Studie : Angebote für begabte Kinder auf dem Prüfstand
Nur wenige Angebote der Begabtenförderung sind bisher auf ihre Wirksamkeit untersucht worden. Das Hector-Institut für Empirische Forschung der Universität Tübingen und das Deutsche Institut für Internationale Pädagogische Forschung (DIPF) haben in einer Studie nun die Effekte der Kurse für begabte Grundschulkinder der Hector-Kinderakademien in Baden-Württemberg genauer unter die Lupe genommen.
Wirken sich Zusatzkurse für begabte Kinder, wie sie an den Hector-Kinderakademien angeboten werden tatsächlich positiv auf die Schülerinnen und Schüler aus? Und wenn ja, unter welchen Bedingungen? Diesen Fragen sind die Wissenschaftlerinnen und Wissenschaftler der Universität Tübingen und des DIPF nachgegangen, denn bisher gibt kaum fundierte Untersuchungen über die Wirkung der verschiedenen Angebote für besonders begabte Kinder.
Für die Studie, die im Frühjahr 2018 veröffentlicht wurde, hatten die Forscherinnen und Forscher 2.700 Schülerinnen und Schüler genauer betrachtet, die an den Hector-Kinderakademien Kurse für besonders Begabte und Hochbegabte absolviert hatten. Die Kinderakademien bieten diese Kurse in Baden-Württemberg an 65 Standorten zusätzlich zum regulären Schulunterricht an. Die Kurse legen den Schwerpunkt auf die MINT-Fächer Mathematik, Informatik, Naturwissenschaften und Technik.
Untersucht wurde, ob sich das Programm positiv auf die kognitiven Fähigkeiten, auf die schulische Leistung, wissenschaftliche Neugier, Kreativität, Selbstkontrolle und soziale Kompetenzen der Kinder auswirkt. Die Schülerinnen und Schüler füllten vor und nach dem Besuch der Kurse Fragebögen aus und absolvierten Intelligenztests. Außerdem wurde die Entwicklung der Noten in den Fächern Deutsch und Mathematik vorher und nachher betrachtet.
Der größte Effekt zeigte sich laut Studie in den Noten. Die Kinder konnten ihre ohnehin schon guten Noten in den beiden Fächern noch weiter verbessern. Unklar blieb in der ersten Studie aber, wodurch dieser Effekt erzielt wurde. Schließlich könnte die Ursache auch darin liegen, dass Eltern oder Lehrer die Kinder mehr fördern, wenn sie wissen, dass die Kinder an einem Kurs für besonders Begabte teilnehmen.

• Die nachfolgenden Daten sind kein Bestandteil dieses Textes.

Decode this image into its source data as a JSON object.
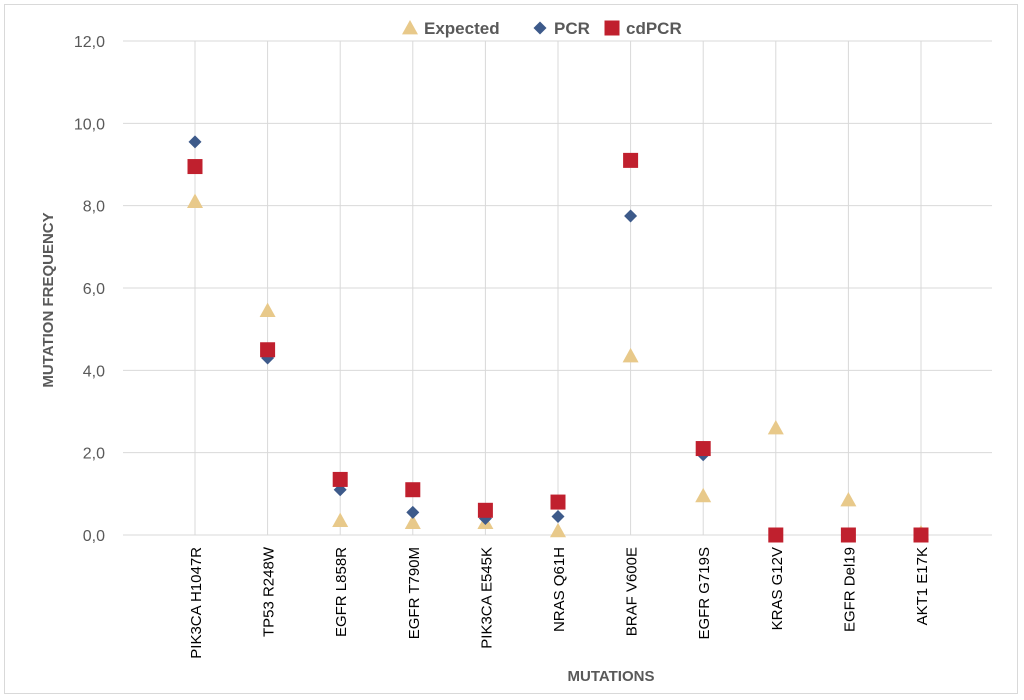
{
  "chart_data": {
    "type": "scatter",
    "title": "",
    "xlabel": "MUTATIONS",
    "ylabel": "MUTATION FREQUENCY",
    "ylim": [
      0,
      12
    ],
    "yticks": [
      "0,0",
      "2,0",
      "4,0",
      "6,0",
      "8,0",
      "10,0",
      "12,0"
    ],
    "grid": true,
    "legend_position": "top",
    "categories": [
      "PIK3CA H1047R",
      "TP53 R248W",
      "EGFR L858R",
      "EGFR T790M",
      "PIK3CA E545K",
      "NRAS Q61H",
      "BRAF V600E",
      "EGFR G719S",
      "KRAS G12V",
      "EGFR Del19",
      "AKT1 E17K"
    ],
    "series": [
      {
        "name": "Expected",
        "marker": "triangle",
        "color": "#e8c98a",
        "values": [
          8.1,
          5.45,
          0.35,
          0.3,
          0.3,
          0.1,
          4.35,
          0.95,
          2.6,
          0.85,
          0.05
        ]
      },
      {
        "name": "PCR",
        "marker": "diamond",
        "color": "#3d5a8a",
        "values": [
          9.55,
          4.3,
          1.1,
          0.55,
          0.4,
          0.45,
          7.75,
          1.95,
          0.0,
          0.0,
          0.0
        ]
      },
      {
        "name": "cdPCR",
        "marker": "square",
        "color": "#c0202e",
        "values": [
          8.95,
          4.5,
          1.35,
          1.1,
          0.6,
          0.8,
          9.1,
          2.1,
          0.0,
          0.0,
          0.0
        ]
      }
    ]
  }
}
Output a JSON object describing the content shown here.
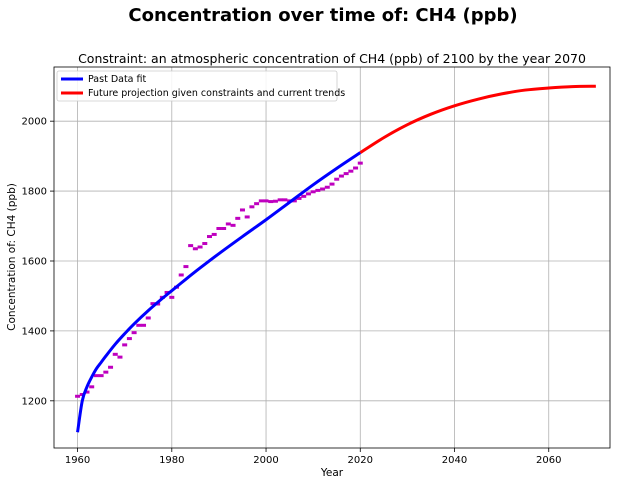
{
  "chart_data": {
    "type": "line",
    "suptitle": "Concentration over time of: CH4 (ppb)",
    "title": "Constraint: an atmospheric concentration of CH4 (ppb) of 2100 by the year 2070",
    "xlabel": "Year",
    "ylabel": "Concentration of: CH4 (ppb)",
    "xlim": [
      1955,
      2073
    ],
    "ylim": [
      1065,
      2155
    ],
    "xticks": [
      1960,
      1980,
      2000,
      2020,
      2040,
      2060
    ],
    "yticks": [
      1200,
      1400,
      1600,
      1800,
      2000
    ],
    "grid": true,
    "legend_position": "top-left",
    "series": [
      {
        "name": "Past Data fit",
        "color": "#0000ff",
        "x": [
          1960,
          1961,
          1962,
          1963,
          1964,
          1965,
          1966,
          1968,
          1970,
          1972,
          1975,
          1978,
          1980,
          1983,
          1986,
          1990,
          1995,
          2000,
          2005,
          2010,
          2015,
          2020
        ],
        "y": [
          1110,
          1200,
          1240,
          1268,
          1292,
          1310,
          1328,
          1362,
          1392,
          1420,
          1458,
          1493,
          1515,
          1548,
          1580,
          1621,
          1670,
          1718,
          1768,
          1818,
          1865,
          1910
        ]
      },
      {
        "name": "Future projection given constraints and current trends",
        "color": "#ff0000",
        "x": [
          2020,
          2025,
          2030,
          2035,
          2040,
          2045,
          2050,
          2055,
          2060,
          2065,
          2070
        ],
        "y": [
          1910,
          1953,
          1990,
          2020,
          2044,
          2063,
          2078,
          2089,
          2095,
          2099,
          2100
        ]
      }
    ],
    "observations": {
      "color": "#bf00bf",
      "x": [
        1960,
        1961,
        1962,
        1963,
        1964,
        1965,
        1966,
        1967,
        1968,
        1969,
        1970,
        1971,
        1972,
        1973,
        1974,
        1975,
        1976,
        1977,
        1978,
        1979,
        1980,
        1981,
        1982,
        1983,
        1984,
        1985,
        1986,
        1987,
        1988,
        1989,
        1990,
        1991,
        1992,
        1993,
        1994,
        1995,
        1996,
        1997,
        1998,
        1999,
        2000,
        2001,
        2002,
        2003,
        2004,
        2005,
        2006,
        2007,
        2008,
        2009,
        2010,
        2011,
        2012,
        2013,
        2014,
        2015,
        2016,
        2017,
        2018,
        2019,
        2020
      ],
      "y": [
        1213,
        1218,
        1225,
        1240,
        1272,
        1272,
        1282,
        1296,
        1333,
        1325,
        1360,
        1378,
        1395,
        1416,
        1416,
        1437,
        1478,
        1477,
        1496,
        1510,
        1496,
        1525,
        1560,
        1584,
        1644,
        1635,
        1640,
        1650,
        1670,
        1676,
        1693,
        1693,
        1706,
        1702,
        1722,
        1746,
        1726,
        1755,
        1764,
        1772,
        1772,
        1770,
        1771,
        1775,
        1775,
        1772,
        1772,
        1779,
        1785,
        1792,
        1798,
        1802,
        1806,
        1811,
        1820,
        1834,
        1843,
        1850,
        1857,
        1866,
        1880
      ]
    }
  }
}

In einer weiteren Studie wurden deshalb einzelne Förderinstrumente in Kursen, die die Wissenschaftlerinnen und Wissenschaftler selbst entwickelten, genauer betrachtet. Mit dem Kurs „Kleine Forscher – Wir arbeiten wie Wissenschaftler“ beispielsweise nahmen die Kinder die Rolle der Forschenden ein. Sie stellten Hypothesen auf, machten Experimente und interpretierten die Ergebnisse.
Dabei habe sich gezeigt, dass sich bei Kindern, die an dem Kurs teilnahmen, das Wissenschaftsverständnis substantiell weiter entwickelte, sagte Julia Schiefer, die den Kurs konzipiert hatte. Zudem seien die Kinder wissbegieriger gewesen und hätten mehr Freude am Denken gezeigt.
„Die Ergebnisse geben Anlass zur Hoffnung. Begabtenförderung für Grundschulkinder kann funktionieren, aber es bedarf klar definierter Programme, gut ausgebildeter Kursleiterinnen und -leiter und einer weiterhin systematischen Überprüfung der Effekte“, sagte UIrich Trautwein, Direktor des Hector-Instituts für Empirische Bildungsforschung an der Universität Tübingen.
Die detaillierten Ergebnisse der Studie können in den Zeitschriften „Learning and Instruction“, „Contemporary Educational Psychology“ und „Journal of Research on Educational Effectiveness“ nachgelesen werden.
- Die Hector-Kinderakademien bieten an 65 Standorten in Baden-Württemberg Kurse für begabte und hochbegabte Grundschulkinder zusätzlich zum regulären Schulunterricht an.
- Rund 24.000 Kinder haben im Schuljahr 2016/17 die Kurse besucht.
- Das Angebot wird von der Hector Stiftung II finanziert, vom Ministerium für Kultus, Jugend und Sport Baden-Württemberg getragen und vom Hector-Institut für Empirische Bildungsforschung an der Universität Tübingen sowie dem Deutschen Institut für Internationale Pädagogische Forschung (DIPF) wissenschaftlich begleitet.